Hier am Burchardkai wurde das Schiff vor zwei Jahren getauft. CMA CGM, drittgrößte Reederei der Welt mit Sitz in Marseille, feierte das seinerzeit größte Containerschiff der Welt. Mit Stellplätzen für 16 020 Standardcontainer – und fünf Passagierkabinen. Inzwischen sind zwar Megafrachter mit 18 000, 19 000, demnächst mit mehr als 20 000 Metallkisten in Fahrt, allerdings ohne Mitreisemöglichkeit.

Der Boss heißt Alexander

Der Werbung der Reederei erlegen, „Ozeane und Kontinente im Herzschlag des internationalen Handels entdecken und das alltägliche Leben der Crew teilen“, haben Beatrice und Markus aus Bern eine Kabine auf der „Alex“ gebucht. Nach einigen Reisen auf kleineren Frachtern entschieden sie sich nun gezielt für diesen Giganten, getreu dem Motto „je größer, desto besser“, sagt Beatrice grinsend. „Und noch größer geht ja nicht.“

Zwei Tage liegt das Schiff im geschützten Hafenbecken von Waltershof, pausenlos schweben bunte Blechboxen hin und her. Bei diesem Besuch in der Hansestadt werden 2695 Container gelöscht und 1846 geladen, dann geht es kurz nach Mitternacht mit der einlaufenden Flut die Elbe abwärts Richtung Nordsee. Auf der Revierfahrt erklärt ein gesprächiger Lotse den Passagieren aus Sicht eines Nautikers die Dimension Schifffahrt, die sie nun miterleben können: Einen Kilometer voraus läuft die vom Schiff ausgelöste Bugwelle. Das Begegnen mit einem anderen Schiff dieser Größe ist jetzt nicht möglich und der Bremsweg beträgt mehrere Kilometer.

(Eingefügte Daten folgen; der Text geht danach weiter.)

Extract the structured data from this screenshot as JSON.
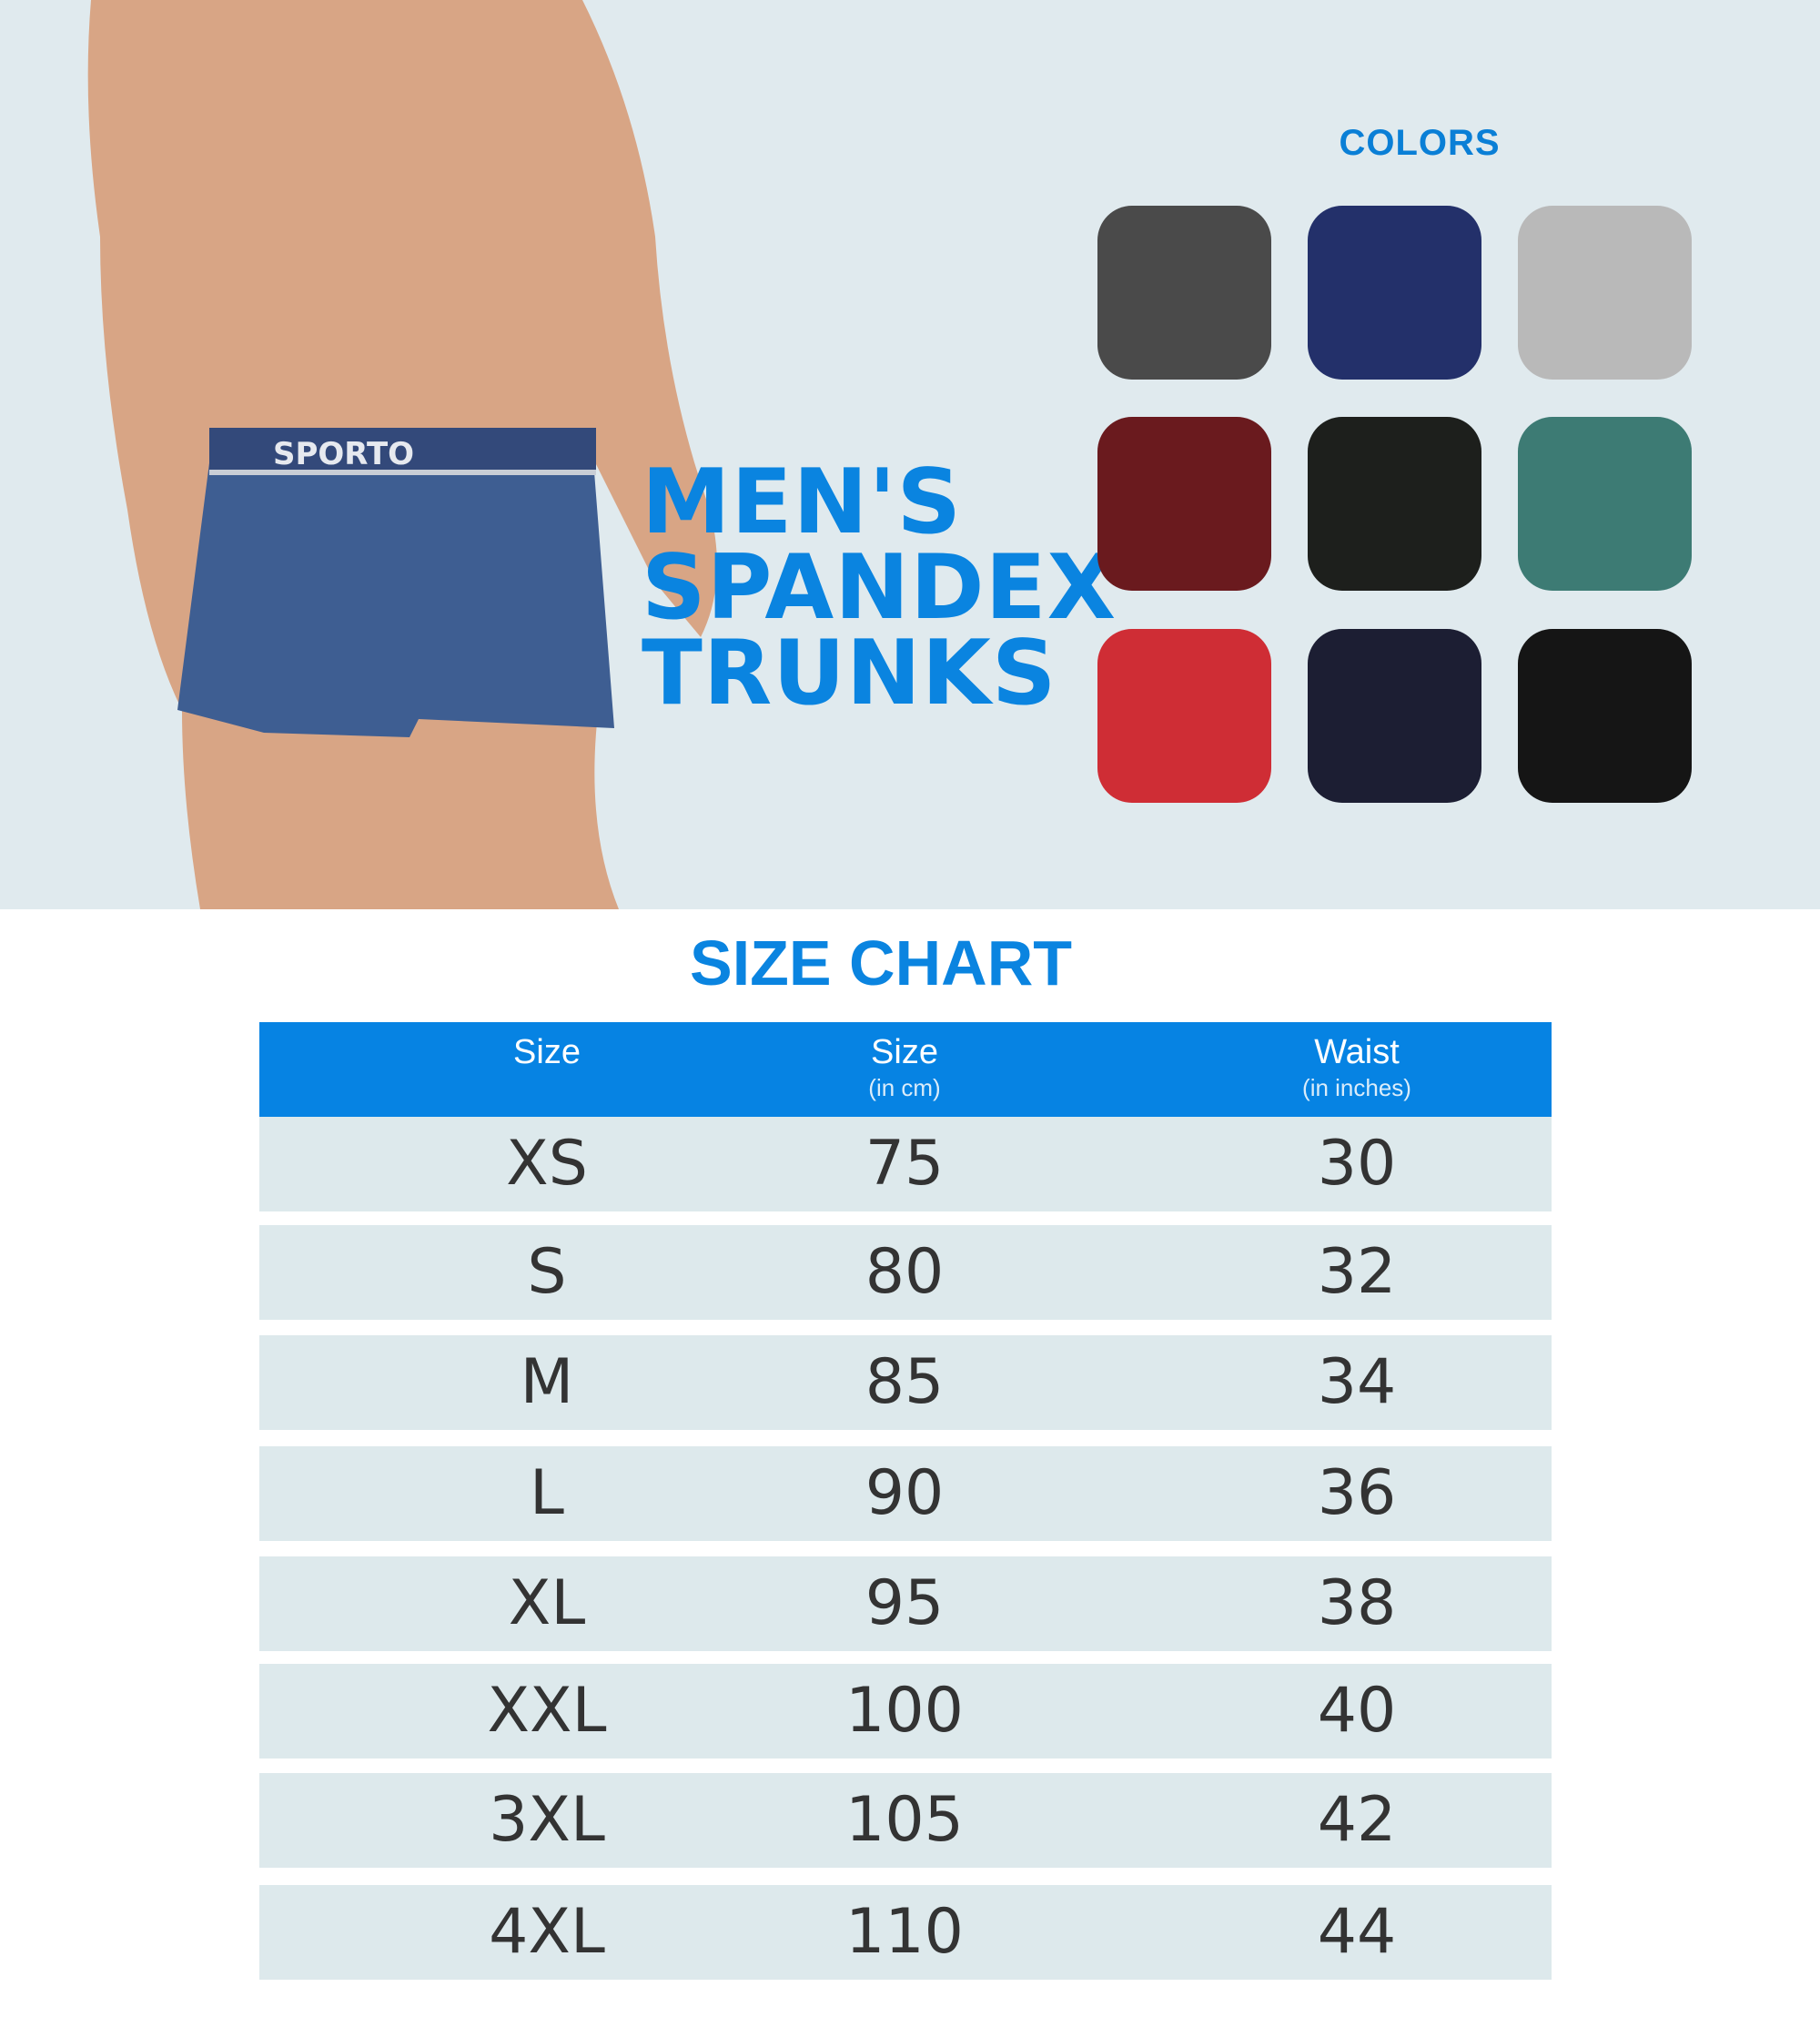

Wollte ein kleines Feederschiff überholen, würde es vom Sog des sich durch die Elbe wälzenden Hünen aus Stahl regelrecht angesaugt und unweigerlich ins Trudeln geraten. Es sei denn, das Schiff drosselte seine Geschwindigkeit. Aber doch nicht wegen eines kleinen Zubringerschiffes! So wird klar, dass in dieser Nacht der Respekt einflößende Boss auf der Elbe „Alexander“ heißt.

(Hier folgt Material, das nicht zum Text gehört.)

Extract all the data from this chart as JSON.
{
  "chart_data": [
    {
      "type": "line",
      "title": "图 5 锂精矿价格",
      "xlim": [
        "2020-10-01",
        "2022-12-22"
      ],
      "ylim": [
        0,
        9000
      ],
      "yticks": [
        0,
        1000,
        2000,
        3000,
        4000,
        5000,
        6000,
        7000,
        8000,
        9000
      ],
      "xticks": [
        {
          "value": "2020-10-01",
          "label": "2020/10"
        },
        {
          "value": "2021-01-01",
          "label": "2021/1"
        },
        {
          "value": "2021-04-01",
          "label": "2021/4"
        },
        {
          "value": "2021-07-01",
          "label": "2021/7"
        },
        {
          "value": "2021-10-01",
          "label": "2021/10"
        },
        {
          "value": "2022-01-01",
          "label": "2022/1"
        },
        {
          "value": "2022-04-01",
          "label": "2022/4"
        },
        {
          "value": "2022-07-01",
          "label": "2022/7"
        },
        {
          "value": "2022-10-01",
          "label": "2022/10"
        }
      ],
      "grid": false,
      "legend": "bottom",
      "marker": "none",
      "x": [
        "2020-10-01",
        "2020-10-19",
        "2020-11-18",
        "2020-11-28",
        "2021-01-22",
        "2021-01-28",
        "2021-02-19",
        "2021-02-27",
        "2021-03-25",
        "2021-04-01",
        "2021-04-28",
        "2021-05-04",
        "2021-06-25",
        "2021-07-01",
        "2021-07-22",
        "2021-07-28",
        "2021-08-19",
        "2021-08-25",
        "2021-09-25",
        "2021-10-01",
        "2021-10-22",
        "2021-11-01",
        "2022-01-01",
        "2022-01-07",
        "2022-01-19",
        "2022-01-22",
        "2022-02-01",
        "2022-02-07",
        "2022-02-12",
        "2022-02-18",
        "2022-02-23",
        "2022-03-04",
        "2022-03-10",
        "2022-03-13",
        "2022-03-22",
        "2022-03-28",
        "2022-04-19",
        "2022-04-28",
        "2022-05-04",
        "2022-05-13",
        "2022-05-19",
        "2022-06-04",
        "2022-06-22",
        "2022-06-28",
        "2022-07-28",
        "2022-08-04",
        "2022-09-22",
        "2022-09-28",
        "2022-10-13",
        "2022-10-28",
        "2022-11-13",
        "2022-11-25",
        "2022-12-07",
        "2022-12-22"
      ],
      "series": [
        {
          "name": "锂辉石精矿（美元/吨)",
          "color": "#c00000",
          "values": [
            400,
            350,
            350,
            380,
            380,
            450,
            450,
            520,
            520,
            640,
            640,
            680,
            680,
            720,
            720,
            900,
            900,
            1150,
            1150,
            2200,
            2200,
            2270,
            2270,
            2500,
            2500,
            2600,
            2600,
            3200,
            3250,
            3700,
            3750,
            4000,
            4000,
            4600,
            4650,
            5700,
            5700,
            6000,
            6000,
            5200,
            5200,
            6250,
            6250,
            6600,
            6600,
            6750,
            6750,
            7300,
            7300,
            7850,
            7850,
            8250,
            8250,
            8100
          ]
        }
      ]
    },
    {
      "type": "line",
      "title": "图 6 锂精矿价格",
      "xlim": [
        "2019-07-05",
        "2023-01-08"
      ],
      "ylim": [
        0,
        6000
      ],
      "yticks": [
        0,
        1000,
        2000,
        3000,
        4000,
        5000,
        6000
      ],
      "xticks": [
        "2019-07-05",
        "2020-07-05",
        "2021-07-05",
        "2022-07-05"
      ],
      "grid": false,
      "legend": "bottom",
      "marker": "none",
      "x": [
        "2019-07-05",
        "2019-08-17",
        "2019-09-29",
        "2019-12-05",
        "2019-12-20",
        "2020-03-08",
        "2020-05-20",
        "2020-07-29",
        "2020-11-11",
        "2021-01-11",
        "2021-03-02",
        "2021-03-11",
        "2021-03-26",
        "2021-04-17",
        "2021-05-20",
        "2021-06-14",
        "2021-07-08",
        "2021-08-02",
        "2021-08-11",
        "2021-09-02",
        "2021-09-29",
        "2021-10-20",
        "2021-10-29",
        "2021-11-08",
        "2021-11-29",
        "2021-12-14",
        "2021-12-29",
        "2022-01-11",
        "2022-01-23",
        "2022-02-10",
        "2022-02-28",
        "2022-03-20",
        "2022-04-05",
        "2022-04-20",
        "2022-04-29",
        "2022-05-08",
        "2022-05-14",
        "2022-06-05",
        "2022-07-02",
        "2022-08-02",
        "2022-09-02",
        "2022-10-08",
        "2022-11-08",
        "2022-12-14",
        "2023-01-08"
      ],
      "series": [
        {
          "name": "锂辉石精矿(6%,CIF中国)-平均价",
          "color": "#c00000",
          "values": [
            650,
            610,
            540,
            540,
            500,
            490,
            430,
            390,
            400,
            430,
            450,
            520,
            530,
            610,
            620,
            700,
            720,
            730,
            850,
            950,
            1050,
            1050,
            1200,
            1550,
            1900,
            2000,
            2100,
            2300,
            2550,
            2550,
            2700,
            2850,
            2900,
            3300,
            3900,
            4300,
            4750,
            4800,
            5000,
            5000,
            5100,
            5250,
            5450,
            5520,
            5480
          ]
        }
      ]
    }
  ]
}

Das Wummern der Maschine ist weggedämmt

Unterwegs also mit einem Containerboliden, einem – so der Fachterminus – „Ulcs“ (Ultra Large Container Ship). Unser Schiff ist 396 Meter lang und damit 36 Meter länger als die beiden größten Kreuzfahrtschiffe der Welt „Allure of the Seas“ und „Oasis of the Seas“ der Reederei Royal Caribbean. Bei 53,6 Metern Breite (Vergleich: „Mein Schiff 4“: 35,8 Meter) entspricht die Decksfläche der Größe von vier Fußballfeldern.

Aufrecht hingestellt würde das Schiff den Kölner Dom, gar das Empire State Building überragen. Es könnte mit 327 Airbus A 380 beladen werden und dabei 16 Meter tief ins Wasser eintauchen. Oder eben mit 16 020 Containern, die hintereinandergereiht eine Strecke von Hamburg bis Kiel ergäben, und in die theoretisch 192 Millionen Paar Jeans gepackt werden könnten.

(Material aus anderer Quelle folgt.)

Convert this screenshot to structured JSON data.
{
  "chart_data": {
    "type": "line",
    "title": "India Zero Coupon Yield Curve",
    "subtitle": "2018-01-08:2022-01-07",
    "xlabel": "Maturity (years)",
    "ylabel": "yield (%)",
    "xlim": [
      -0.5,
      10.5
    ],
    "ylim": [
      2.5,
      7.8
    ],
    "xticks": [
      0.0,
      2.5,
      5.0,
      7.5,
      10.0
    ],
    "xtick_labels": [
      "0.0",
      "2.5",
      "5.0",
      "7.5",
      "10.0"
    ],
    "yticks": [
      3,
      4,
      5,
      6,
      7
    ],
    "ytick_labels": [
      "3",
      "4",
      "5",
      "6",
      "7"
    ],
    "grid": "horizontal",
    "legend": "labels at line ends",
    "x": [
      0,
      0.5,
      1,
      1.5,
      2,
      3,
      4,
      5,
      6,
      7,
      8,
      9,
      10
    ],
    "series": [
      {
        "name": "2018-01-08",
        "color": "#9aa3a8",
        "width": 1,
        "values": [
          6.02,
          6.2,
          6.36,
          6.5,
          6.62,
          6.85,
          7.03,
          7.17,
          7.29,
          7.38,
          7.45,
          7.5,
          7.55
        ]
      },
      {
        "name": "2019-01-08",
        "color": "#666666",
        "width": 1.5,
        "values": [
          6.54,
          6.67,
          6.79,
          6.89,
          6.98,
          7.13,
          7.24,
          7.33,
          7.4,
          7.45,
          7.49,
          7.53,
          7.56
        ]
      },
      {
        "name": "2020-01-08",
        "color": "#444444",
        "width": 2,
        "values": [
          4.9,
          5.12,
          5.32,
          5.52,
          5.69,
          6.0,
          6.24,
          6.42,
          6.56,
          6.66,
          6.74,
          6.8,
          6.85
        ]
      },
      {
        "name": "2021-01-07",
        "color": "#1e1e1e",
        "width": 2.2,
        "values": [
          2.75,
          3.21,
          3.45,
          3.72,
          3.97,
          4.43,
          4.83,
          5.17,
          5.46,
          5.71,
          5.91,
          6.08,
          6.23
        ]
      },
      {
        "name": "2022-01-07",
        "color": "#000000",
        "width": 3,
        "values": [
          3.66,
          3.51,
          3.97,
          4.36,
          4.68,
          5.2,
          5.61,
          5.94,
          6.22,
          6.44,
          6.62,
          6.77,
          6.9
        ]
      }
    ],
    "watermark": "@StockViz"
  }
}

Sogar die Unterbringung der Passagiere erfolgt im XXL-Format. Die Suiten – wie in der Seefahrt üblich hier von „Kammern“ zu sprechen, wäre lächerlich – sind zwischen 25 und 39 Quadratmeter groß und auf dem zweitobersten F-Deck untergebracht. Betreut von einem Steward verfügen sie über große Doppelbetten, Dusche und WC, einen Schreibtisch, Kühlschrank, Couch, Salontisch und Sitzecke.

Bei viel Ladung kann auch schon mal die Sicht nach vorne verstellt sein, ansonsten gewähren die Kabinen grandiose Blicke auf Vorschiff und Meer wie von einem Aussichtsturm. Und ruhig ist es, erstaunlich ruhig. Das liegt nicht nur daran, dass sich die Fenster schalldicht verschließen lassen, sondern an der neuartigen Konstruktion dieser Megaliner: Getrennt voneinander befindet sich das Deckshaus mit der Brücke im vorderen und die Motoren nebst Schornstein im hinteren Drittel des Schiffes, sind also voneinander getrennt. So ist das typische ewige Wummern der Maschine kaum wahrnehmbar.